その光景に驚くビーチェを余所に、アンジェロは手にした槍を振るった。
「な、何を…!」
慌てて飛び退くビーチェが居た場所に槍が突き立てられる。
貫かれた椅子がボロボロと崩れ、塩の山となった。
(貫いたものを、塩に変える槍…!)
槍の能力を見抜き、ビーチェは戦慄する。
回避が遅れていれば、今の一撃だけでビーチェは絶命していた。
再生能力を持つ悪魔に対しては、天敵と言える能力だ。
「魔爪『ベスティア』」
だが、ビーチェだってむざむざ殺されるつもりはない。
己の影を一匹の狼を作り出し、アンジェロへと放つ。
「否定。無駄です」
飛び掛かる狼に対し、アンジェロは無感動に槍を振るった。
影の狼が槍に貫かれ、その体が塩の塊へと変わっていく。
「『ベスティア』」
ビーチェは再び能力を発動する。
影より新たな獣を生み出す。
しかしそれは、ビーチェの影からでは無かった。
「行け!」
狼の影。
影より生み出された狼の影から、新たな獣が生み出される。
ビーチェの影を警戒していたアンジェロの不意を打つように、アンジェロの足下から狼の牙が迫った。
「…ふむ。中々、己の能力を使いこなしていますね」
狼に足を噛まれ、倒れ伏すアンジェロを見下ろしながらジュデッカは感心したように呟く。
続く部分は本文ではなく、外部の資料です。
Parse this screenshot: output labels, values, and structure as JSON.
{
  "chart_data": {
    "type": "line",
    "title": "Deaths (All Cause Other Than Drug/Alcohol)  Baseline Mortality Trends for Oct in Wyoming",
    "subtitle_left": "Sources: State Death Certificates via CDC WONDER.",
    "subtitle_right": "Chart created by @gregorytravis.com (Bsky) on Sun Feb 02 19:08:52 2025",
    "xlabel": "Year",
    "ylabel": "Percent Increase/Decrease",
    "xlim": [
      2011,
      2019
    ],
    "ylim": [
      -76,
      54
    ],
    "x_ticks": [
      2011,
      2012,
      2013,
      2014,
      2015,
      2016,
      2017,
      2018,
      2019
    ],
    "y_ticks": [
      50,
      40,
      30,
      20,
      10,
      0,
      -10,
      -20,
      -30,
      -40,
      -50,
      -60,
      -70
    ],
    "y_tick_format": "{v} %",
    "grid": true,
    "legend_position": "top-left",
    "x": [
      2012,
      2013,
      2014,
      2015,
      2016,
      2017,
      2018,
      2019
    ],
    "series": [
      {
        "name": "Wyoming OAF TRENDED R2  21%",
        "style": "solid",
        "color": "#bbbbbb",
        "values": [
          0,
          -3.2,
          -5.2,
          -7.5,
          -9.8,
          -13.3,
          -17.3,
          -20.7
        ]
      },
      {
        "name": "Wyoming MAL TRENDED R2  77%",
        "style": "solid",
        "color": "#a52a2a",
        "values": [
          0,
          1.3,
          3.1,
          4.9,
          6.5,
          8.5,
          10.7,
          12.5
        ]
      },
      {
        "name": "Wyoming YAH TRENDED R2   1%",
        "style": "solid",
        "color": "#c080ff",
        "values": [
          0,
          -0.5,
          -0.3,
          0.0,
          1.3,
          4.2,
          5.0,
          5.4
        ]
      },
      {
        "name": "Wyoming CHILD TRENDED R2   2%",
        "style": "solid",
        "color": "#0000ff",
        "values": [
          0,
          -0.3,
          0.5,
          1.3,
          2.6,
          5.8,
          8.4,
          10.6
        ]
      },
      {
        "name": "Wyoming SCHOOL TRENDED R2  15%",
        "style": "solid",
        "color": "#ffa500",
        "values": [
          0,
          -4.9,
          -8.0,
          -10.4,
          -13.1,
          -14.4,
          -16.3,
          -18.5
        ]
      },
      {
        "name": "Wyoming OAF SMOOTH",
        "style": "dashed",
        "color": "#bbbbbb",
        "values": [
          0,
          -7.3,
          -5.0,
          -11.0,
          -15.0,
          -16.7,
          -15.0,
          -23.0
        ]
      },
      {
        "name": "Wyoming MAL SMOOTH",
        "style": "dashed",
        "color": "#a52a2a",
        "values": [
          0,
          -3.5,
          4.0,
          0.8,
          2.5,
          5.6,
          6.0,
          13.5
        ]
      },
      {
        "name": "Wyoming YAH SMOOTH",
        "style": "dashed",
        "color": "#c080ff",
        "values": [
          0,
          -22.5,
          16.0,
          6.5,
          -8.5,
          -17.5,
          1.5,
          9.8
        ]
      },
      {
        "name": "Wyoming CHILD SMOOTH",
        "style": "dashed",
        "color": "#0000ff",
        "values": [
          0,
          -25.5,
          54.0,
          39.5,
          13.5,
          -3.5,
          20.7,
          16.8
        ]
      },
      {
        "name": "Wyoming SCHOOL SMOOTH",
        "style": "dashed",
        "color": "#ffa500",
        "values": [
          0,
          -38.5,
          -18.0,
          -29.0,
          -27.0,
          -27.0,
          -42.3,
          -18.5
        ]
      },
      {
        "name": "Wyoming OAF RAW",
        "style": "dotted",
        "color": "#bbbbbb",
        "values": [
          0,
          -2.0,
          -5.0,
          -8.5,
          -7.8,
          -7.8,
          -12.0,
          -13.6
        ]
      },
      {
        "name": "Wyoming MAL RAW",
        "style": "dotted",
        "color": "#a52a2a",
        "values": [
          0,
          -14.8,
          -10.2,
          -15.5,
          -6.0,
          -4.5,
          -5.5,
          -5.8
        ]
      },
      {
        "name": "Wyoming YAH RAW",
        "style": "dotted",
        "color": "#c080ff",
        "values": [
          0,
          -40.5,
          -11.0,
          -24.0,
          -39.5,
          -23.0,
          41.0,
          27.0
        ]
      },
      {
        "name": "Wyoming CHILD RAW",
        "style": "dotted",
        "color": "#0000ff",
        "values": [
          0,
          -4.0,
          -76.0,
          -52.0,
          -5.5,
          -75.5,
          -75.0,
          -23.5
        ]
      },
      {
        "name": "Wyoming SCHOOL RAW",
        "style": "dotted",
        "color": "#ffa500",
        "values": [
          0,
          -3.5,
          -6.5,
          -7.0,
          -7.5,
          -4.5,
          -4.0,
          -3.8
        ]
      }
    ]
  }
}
足を負傷して血を流すアンジェロのことは微塵も心配していないようだった。
「ですが、アンジェロが一体だけとは言っていませんよ?」
「…何?」
瞬間、ビーチェの背後から複数の気配がした。
振り返るよりも先にその体が抑え付けられる。
「…何なの、こいつらは?」
床に顔を付けたまま、横目で背後を見たビーチェは思わず呟いた。
ビーチェの背を抑える数人の男女。
その全てがアンジェロにそっくりだった。
陶器のように純白の髪と肌。
同じ白銀の槍を持ち、天使のような翼が生えている。
顔立ちに多少の個人差はあるが、浮かべている表情は全て人形のように無表情だった。